MEDSL is the backbone. It covers all 50 states at precinct granularity for three recent even-year cycles. Approximately 41.5% of rows in the 2022 dataset have a blank dataverse column, indicating local races. Seven states have zero local race rows — see Coverage Matrix.

NC SBE provides the deepest single-state coverage: every contest on every ballot in every precinct across 10 election cycles. It is the only source that provides vote mode breakdowns (Election Day, early, absentee, provisional) for local races. It serves as the primary validation dataset for cross-source entity resolution.

OpenElections fills state-level gaps where MEDSL coverage is incomplete or where an alternative source view aids cross-validation. Schema varies by state, requiring per-state parser logic.

Clarity has the highest value for hyperlocal races (school board, city council, judicial) because it captures results directly from county ENR systems. Not yet integrated in our pipeline. URL instability is the primary obstacle.

VEST provides the only precinct boundary geometries in the corpus, enabling geographic analysis.
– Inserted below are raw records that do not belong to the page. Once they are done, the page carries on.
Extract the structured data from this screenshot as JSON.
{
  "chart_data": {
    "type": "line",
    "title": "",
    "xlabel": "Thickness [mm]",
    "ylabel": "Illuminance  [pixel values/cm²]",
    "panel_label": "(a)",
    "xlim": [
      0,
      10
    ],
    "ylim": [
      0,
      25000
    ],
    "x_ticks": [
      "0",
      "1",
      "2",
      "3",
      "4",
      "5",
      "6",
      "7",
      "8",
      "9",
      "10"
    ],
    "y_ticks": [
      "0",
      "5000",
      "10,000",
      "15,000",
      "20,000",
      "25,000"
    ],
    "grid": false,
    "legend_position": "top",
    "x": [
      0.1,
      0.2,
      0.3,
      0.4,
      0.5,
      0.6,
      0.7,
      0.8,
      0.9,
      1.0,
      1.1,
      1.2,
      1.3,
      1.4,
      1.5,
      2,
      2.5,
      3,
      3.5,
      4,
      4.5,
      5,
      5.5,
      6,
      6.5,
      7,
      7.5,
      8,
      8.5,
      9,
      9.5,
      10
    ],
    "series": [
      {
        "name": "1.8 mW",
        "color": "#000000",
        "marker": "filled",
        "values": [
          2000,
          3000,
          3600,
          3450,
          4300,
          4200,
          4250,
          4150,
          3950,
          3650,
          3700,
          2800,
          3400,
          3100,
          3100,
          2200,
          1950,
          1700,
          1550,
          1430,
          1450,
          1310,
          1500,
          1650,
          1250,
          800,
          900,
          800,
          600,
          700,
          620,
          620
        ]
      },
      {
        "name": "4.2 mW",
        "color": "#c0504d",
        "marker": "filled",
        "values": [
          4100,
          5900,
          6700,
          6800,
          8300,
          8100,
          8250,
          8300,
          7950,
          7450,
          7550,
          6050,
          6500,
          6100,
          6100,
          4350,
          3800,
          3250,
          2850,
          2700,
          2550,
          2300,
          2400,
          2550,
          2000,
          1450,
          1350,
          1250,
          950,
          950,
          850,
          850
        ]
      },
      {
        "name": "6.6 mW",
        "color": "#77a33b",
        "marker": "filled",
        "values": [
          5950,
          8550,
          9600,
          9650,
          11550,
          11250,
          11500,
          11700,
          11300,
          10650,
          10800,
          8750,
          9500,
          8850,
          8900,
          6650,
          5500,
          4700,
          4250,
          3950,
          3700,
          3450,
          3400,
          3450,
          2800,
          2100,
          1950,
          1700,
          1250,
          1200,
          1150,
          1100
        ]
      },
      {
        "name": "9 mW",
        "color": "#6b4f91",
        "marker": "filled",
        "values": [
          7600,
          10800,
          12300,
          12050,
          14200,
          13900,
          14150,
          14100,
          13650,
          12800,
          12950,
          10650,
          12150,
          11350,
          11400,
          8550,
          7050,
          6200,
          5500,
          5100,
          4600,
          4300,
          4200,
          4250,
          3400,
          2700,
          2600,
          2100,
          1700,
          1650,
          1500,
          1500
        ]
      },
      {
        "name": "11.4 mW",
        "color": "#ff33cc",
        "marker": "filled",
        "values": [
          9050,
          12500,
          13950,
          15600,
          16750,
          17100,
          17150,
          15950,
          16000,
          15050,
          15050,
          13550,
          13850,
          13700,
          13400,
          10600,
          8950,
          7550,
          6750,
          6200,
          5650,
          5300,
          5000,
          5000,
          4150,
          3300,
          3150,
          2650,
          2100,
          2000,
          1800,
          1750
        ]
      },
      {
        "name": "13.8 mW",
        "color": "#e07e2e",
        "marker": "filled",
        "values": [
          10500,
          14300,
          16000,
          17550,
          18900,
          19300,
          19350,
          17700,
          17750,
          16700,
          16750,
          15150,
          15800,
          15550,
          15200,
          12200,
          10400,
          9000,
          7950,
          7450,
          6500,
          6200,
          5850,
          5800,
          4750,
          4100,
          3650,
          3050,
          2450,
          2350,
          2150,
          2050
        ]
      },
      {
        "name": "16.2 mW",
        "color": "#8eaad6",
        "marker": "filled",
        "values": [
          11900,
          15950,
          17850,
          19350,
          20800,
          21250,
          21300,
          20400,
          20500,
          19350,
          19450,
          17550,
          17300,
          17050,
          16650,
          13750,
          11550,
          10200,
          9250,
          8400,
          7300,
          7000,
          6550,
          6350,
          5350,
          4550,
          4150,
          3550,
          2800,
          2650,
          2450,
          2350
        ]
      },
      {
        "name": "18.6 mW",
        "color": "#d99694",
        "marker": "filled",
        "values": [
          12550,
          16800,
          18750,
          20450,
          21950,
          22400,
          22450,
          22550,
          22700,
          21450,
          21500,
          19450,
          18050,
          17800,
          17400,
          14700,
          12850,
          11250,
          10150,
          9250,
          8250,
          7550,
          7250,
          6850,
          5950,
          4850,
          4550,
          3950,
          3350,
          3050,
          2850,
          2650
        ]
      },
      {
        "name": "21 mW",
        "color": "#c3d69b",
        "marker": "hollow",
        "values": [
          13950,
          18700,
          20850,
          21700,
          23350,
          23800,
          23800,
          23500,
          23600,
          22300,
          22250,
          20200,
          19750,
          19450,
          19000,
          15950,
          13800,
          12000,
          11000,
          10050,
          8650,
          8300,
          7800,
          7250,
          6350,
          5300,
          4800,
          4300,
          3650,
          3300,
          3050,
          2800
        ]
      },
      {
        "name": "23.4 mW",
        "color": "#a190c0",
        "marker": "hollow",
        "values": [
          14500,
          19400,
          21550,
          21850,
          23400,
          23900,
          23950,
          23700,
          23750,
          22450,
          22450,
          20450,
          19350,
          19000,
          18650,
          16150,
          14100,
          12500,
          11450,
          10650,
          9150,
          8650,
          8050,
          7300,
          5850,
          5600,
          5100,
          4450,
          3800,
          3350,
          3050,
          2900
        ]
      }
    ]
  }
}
It also covers odd-year elections (2015, 2019) for states with off-cycle gubernatorial races — data that MEDSL’s loaded cycles do not include.

Census provides the authoritative FIPS code-to-name mappings used at L1 for geographic enrichment and cross-source geographic joins.
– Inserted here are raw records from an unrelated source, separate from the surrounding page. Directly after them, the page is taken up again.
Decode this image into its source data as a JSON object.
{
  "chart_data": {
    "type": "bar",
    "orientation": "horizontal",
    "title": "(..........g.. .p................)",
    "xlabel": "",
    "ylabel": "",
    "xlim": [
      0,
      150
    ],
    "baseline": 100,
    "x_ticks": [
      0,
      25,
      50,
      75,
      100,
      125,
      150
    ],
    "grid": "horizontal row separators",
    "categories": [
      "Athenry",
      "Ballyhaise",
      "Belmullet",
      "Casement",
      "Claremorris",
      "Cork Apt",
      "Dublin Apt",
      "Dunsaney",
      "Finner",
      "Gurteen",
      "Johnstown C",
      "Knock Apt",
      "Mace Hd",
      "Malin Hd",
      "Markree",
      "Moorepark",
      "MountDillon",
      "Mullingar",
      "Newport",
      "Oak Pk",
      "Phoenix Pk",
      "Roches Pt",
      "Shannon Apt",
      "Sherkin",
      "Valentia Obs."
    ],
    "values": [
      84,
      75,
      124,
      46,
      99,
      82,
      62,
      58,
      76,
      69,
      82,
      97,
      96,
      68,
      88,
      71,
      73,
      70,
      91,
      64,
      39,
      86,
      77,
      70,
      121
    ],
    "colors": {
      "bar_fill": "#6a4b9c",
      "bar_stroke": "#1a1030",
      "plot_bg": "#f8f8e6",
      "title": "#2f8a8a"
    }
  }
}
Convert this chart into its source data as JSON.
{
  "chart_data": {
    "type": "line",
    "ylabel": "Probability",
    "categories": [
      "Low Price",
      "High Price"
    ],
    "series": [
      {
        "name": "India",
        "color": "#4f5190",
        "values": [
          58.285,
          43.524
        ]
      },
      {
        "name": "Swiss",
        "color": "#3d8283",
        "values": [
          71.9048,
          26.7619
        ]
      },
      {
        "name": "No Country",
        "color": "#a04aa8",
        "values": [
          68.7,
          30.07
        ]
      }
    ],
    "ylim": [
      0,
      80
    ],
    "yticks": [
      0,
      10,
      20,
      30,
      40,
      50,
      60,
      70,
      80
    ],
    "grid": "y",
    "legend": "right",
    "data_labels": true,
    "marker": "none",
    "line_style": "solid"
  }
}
FEC provides stable candidate identifiers (CAND_ID) for federal candidates, used at L3 as reference anchors during entity resolution.

Cross-Source Overlap

Two source pairs have been compared quantitatively.

MEDSL + NC SBE (North Carolina, 2022 General)
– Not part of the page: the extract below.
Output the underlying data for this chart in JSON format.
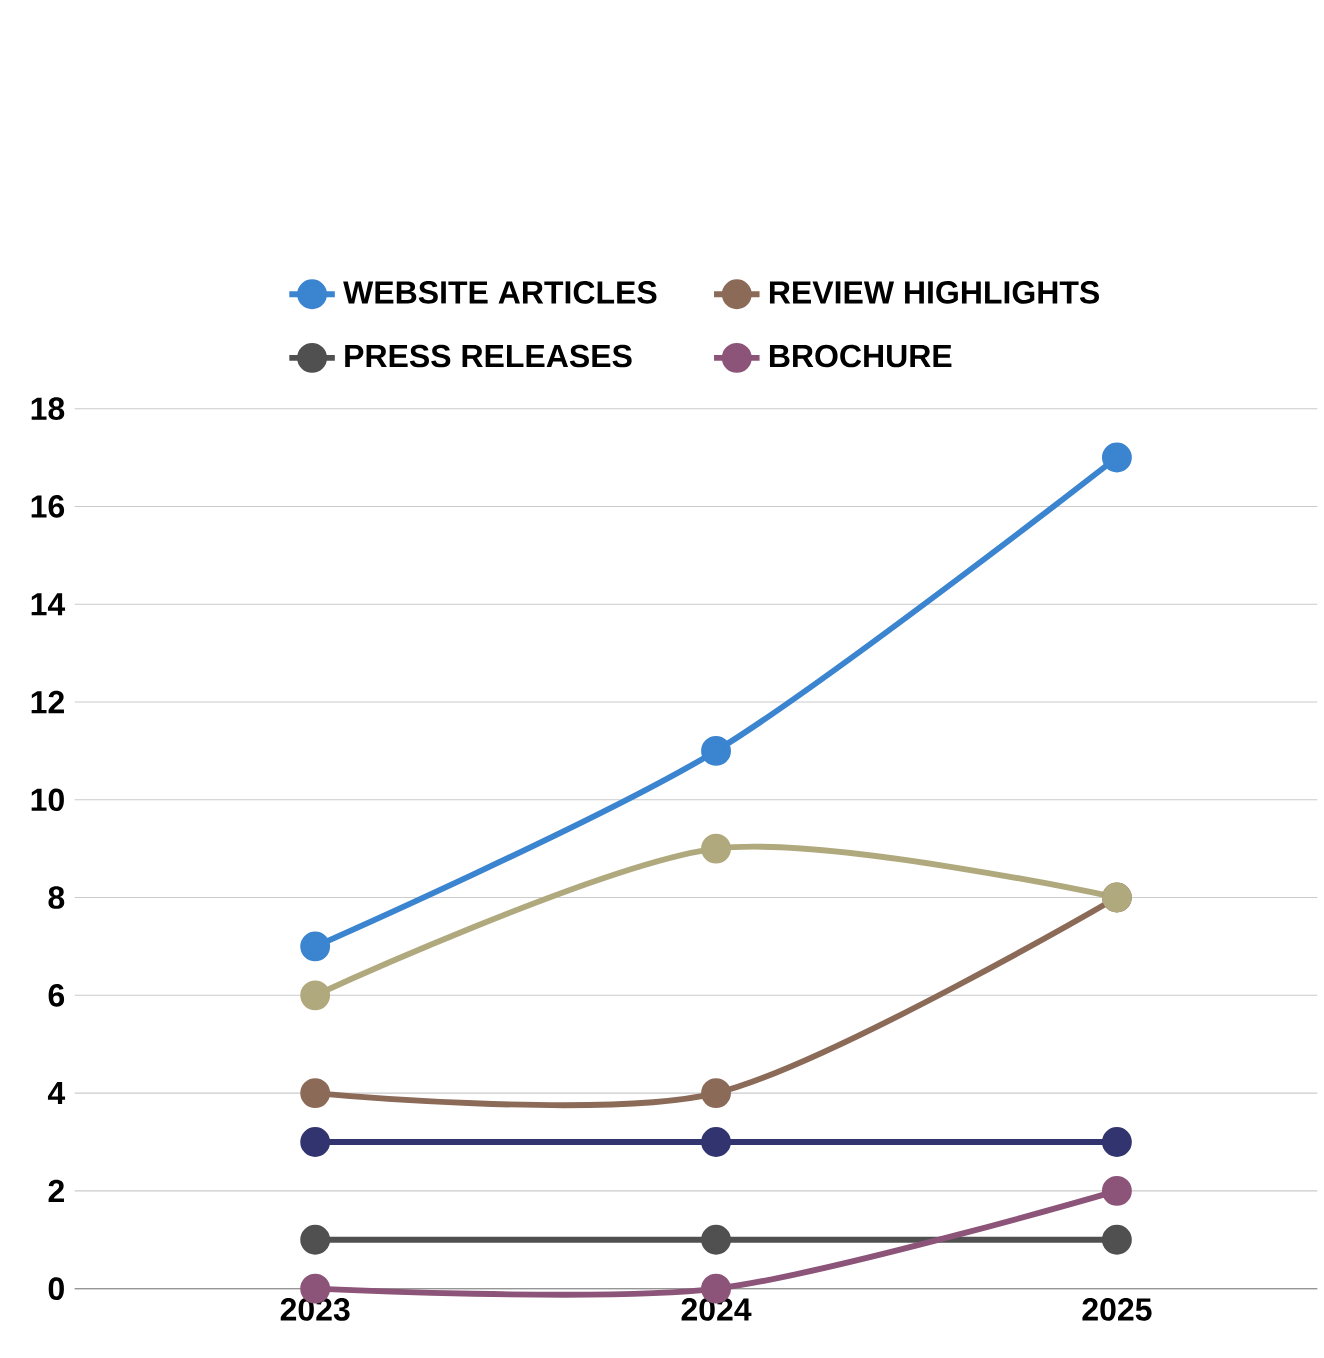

Both sources report precinct-level results for the same 640 contests in North Carolina’s 2022 general election. Comparison results:

MetricValue
Contests with exact vote total match579 (90.5%)
Contests matching within 1%47 (7.3%)
Contests disagreeing by >1%14 (2.2%)
Contests with different candidate name formatting401 (63%)

The 63% name formatting difference rate is the reason entity resolution exists. MEDSL reports SHANNON W BRAY (all caps, no period). NC SBE reports Shannon W. Bray (title case, period after initial). Same person, different string. This overlap is the primary test bed for the matching pipeline — see Cross-Source Reconciliation.

MEDSL + OpenElections (Florida, 2022 General)

Florida OpenElections data contains 6,013 “Registered Voters” rows (67.9% of non-candidate records), which are turnout metadata rows mixed into the results file. This overlap revealed the non-candidate row problem documented in Non-Candidate Records.

Source Priority Ranking

When multiple sources report results for the same contest, the pipeline applies a priority order to select the authoritative record:

PrioritySource TypeRationaleExamples
1Certified state dataPublished by the official election authority; legally authoritativeNC SBE
2Academic curatedCleaned and standardized by researchers with documented methodologyMEDSL, VEST
3Community curatedVolunteer-driven; quality varies by state and contributorOpenElections
4Election night reportingOften preliminary, not certified; URLs are unstableClarity
5Reference onlyNot election results; used for enrichment and cross-referencingCensus, FEC

Priority 1 sources are preferred when available. In practice, NC SBE is the only certified state source currently loaded. For the remaining 49 states, MEDSL (priority 2) is the primary source. Lower-priority sources are retained in the record’s provenance for cross-validation, not discarded.

The priority ranking affects two pipeline decisions: which record becomes the canonical version at L4, and which confidence level is assigned. A record confirmed by two independent sources (e.g., MEDSL + NC SBE with matching vote totals) receives High confidence. A record from a single source receives Medium or Low depending on the source tier.